福岡県西方沖地震余震域のVp/Vs分布:
Vp/Vs値は流体の存在に深く関係したパラメータであるため,その分布を詳しく知ることは重要である.通常,速度トモグラフィによるVpとVsから間接的に求めることが多いが,今回我々は,Lin and Shearer (2007)の方法を用いて,福岡県西方沖地震余震域のVp/Vsを直接推定した.今回の解析では、水平方向に5km、鉛直方向に2.5kmの領域(グリッド)内でVp/Vsが一定であるとみなし、断層面に沿って、水平方向(X)・鉛直方向(Z)共に2.5kmずつ離れた場所(グリッドポイント)におけるVp/Vsの値を推定した。データは、2005年3月20日から同年5月31日までの読み取り値(イベント数2164個)で,Hori et al. (2006)による3次元速度構造によって決定された震源位置を求めた.読み取り値は、5点以上の観測点で読み取れている地震のペアのみを使用した。

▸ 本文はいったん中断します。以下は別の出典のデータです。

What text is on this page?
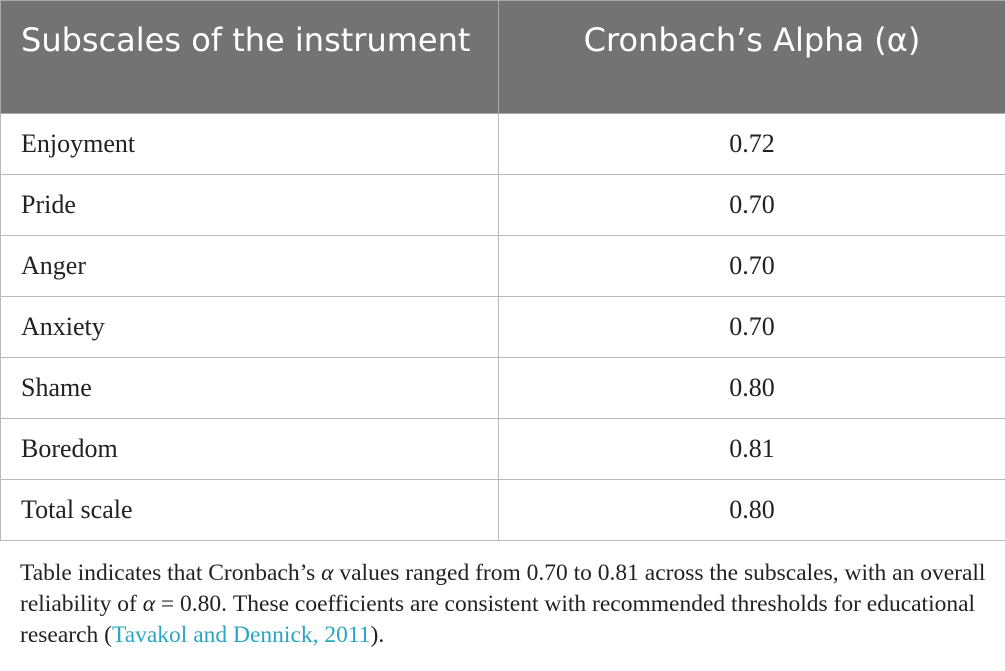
Subscales of the instrument	Cronbach’s Alpha (α)
Enjoyment	0.72
Pride	0.70
Anger	0.70
Anxiety	0.70
Shame	0.80
Boredom	0.81
Total scale	0.80

Table indicates that Cronbach’s α values ranged from 0.70 to 0.81 across the subscales, with an overall reliability of α = 0.80. These coefficients are consistent with recommended thresholds for educational research (Tavakol and Dennick, 2011).
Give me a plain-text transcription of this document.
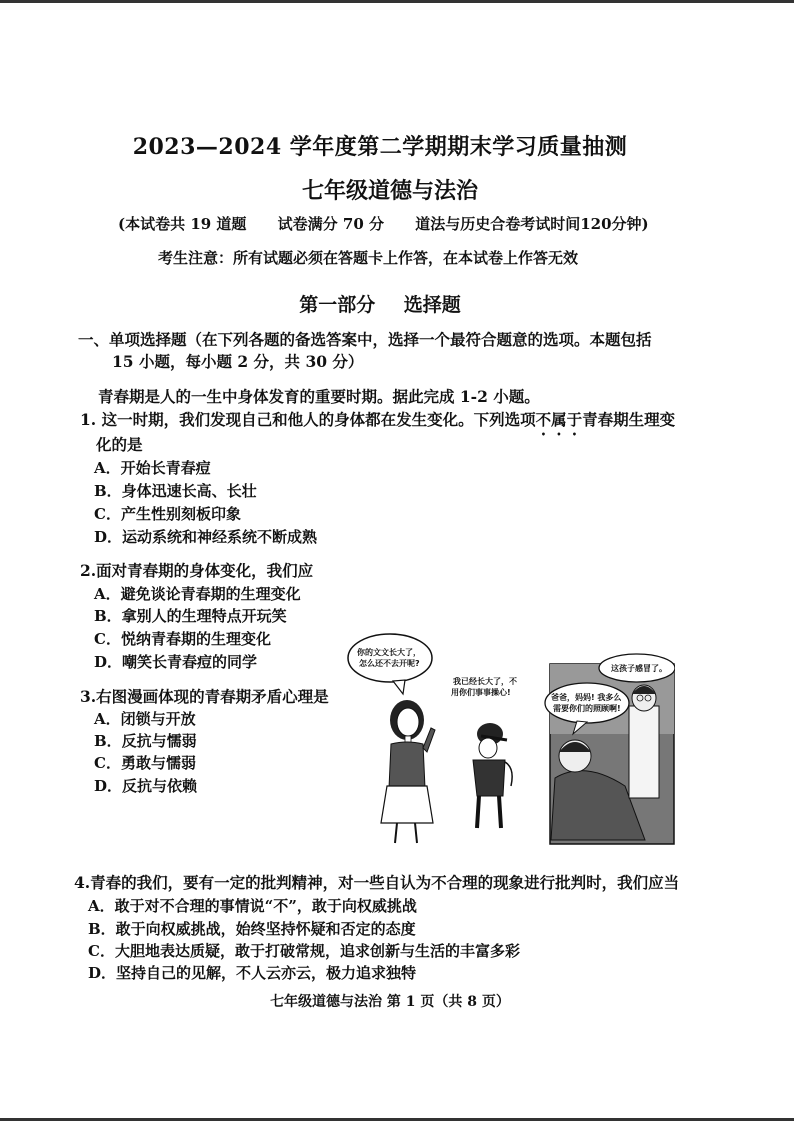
2023—2024 学年度第二学期期末学习质量抽测
七年级道德与法治
(本试卷共 19 道题 试卷满分 70 分 道法与历史合卷考试时间120分钟)
考生注意：所有试题必须在答题卡上作答，在本试卷上作答无效
第一部分 选择题
一、单项选择题（在下列各题的备选答案中，选择一个最符合题意的选项。本题包括
15 小题，每小题 2 分，共 30 分）
青春期是人的一生中身体发育的重要时期。据此完成 1-2 小题。
1. 这一时期，我们发现自己和他人的身体都在发生变化。下列选项不属于青春期生理变
化的是
A．开始长青春痘
B．身体迅速长高、长壮
C．产生性别刻板印象
D．运动系统和神经系统不断成熟
2.面对青春期的身体变化，我们应
A．避免谈论青春期的生理变化
B．拿别人的生理特点开玩笑
C．悦纳青春期的生理变化
D．嘲笑长青春痘的同学
3.右图漫画体现的青春期矛盾心理是
A．闭锁与开放
B．反抗与懦弱
C．勇敢与懦弱
D．反抗与依赖
你的文文长大了，
怎么还不去开呢?
我已经长大了，不
用你们事事操心!
这孩子感冒了。
爸爸，妈妈! 我多么
需要你们的照顾啊!
4.青春的我们，要有一定的批判精神，对一些自认为不合理的现象进行批判时，我们应当
A．敢于对不合理的事情说“不”，敢于向权威挑战
B．敢于向权威挑战，始终坚持怀疑和否定的态度
C．大胆地表达质疑，敢于打破常规，追求创新与生活的丰富多彩
D．坚持自己的见解，不人云亦云，极力追求独特
七年级道德与法治 第 1 页（共 8 页）
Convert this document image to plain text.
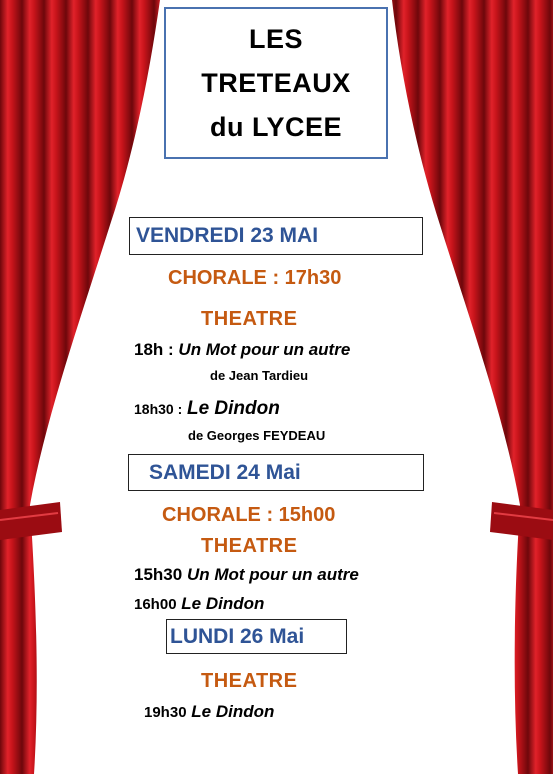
LES
TRETEAUX
du LYCEE
VENDREDI 23 MAI

CHORALE : 17h30

THEATRE

18h : Un Mot pour un autre

de Jean Tardieu

18h30 : Le Dindon

de Georges FEYDEAU

SAMEDI 24 Mai

CHORALE : 15h00

THEATRE

15h30 Un Mot pour un autre

16h00 Le Dindon

LUNDI 26 Mai

THEATRE

19h30 Le Dindon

また、ブートストラップ法を用いて、95%信頼区間を推定した。図4に得られた結果を示す.円の大きさがVp/Vs値に比例している.また,外側と内側の円は95%信頼区間を示す.得られた値は1.6-2.0程度を示し,有意な空間変化を示すことが分かる.図5にはAsano and Iwata (2006)の滑り分布と併せて示す.赤い値がVp/Vsの大きい領域を示している.これをみると,浅部にみられる滑りの大きな領域でVp/Vs値が顕著に小さいことが見て取れる.これはアスペリティが破壊強度の大きい領域であったことを示している.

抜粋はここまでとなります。